Old Norse name belonging to one of Odin's brothers in Norse mythology, meaning 'will' or 'purpose.'
Vili is one of the oldest personal names in the Norse tradition, carried by one of the three brother-gods at the very center of creation mythology. In the Prose Edda, compiled by Snorri Sturluson in 13th-century Iceland from far older oral traditions, Vili and his brothers Odin and Vé slew the primordial frost giant Ymir and from his body fashioned the world — his flesh became earth, his blood the seas, his bones the mountains. Vili's specific contribution to humanity was the gift of wit and feeling, the capacity for emotion and intelligence that separates sentient life from inert matter.

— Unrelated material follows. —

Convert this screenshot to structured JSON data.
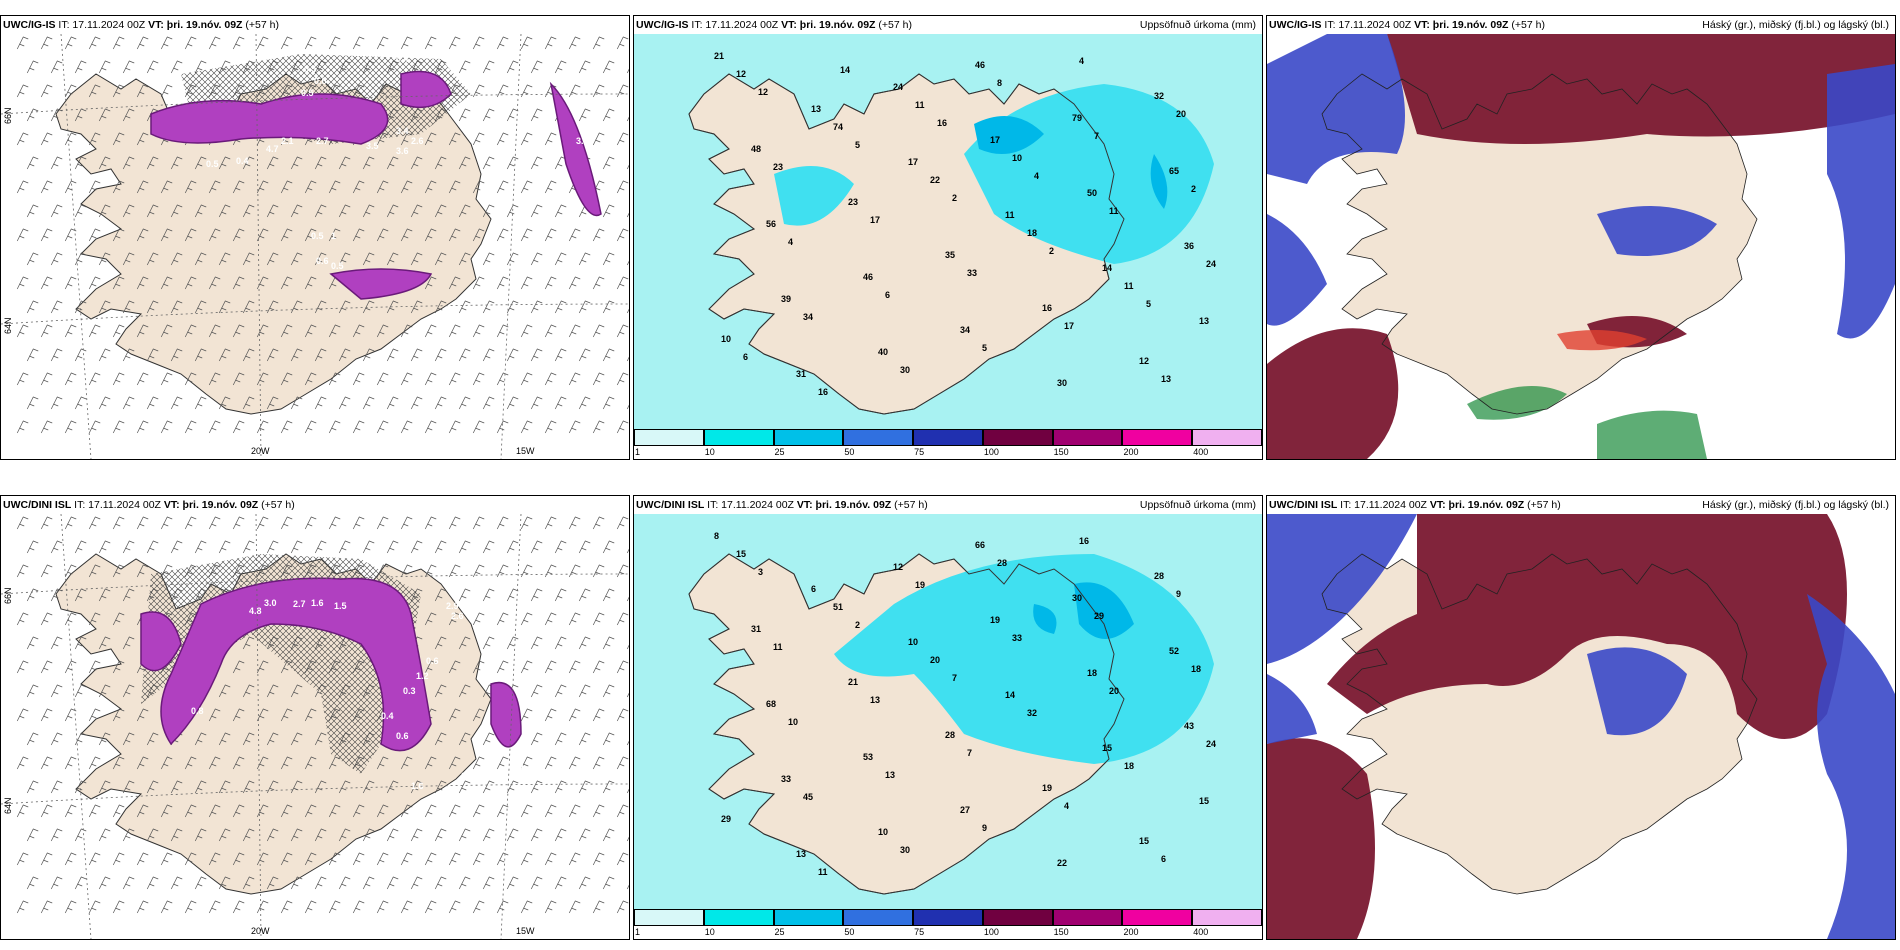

His name derives from the Old Norse word for "will" (vilji), making him literally the personification of conscious intent. Beyond mythology, Vili persists as a living given name across Scandinavia and Finland, where it has enjoyed quiet, steady use for centuries. In Finland especially it sits comfortably among traditional masculine names, and it has cognates in the South Slavic Vili and the Hungarian diminutive tradition.
It carries none of the theatrical grandeur of Odin or Thor, which may be precisely its appeal — a mythological name worn lightly, intimate and unassuming. In the contemporary naming landscape, Vili appeals to parents seeking a short, strong, genuinely ancient name that travels elegantly across cultures. Its two-letter root-word clarity — will, volition, agency — gives it a quiet philosophical depth. A child named Vili carries the oldest recorded concept of purposeful human will, handed down from the brother-god who gave humanity the capacity to feel and to choose.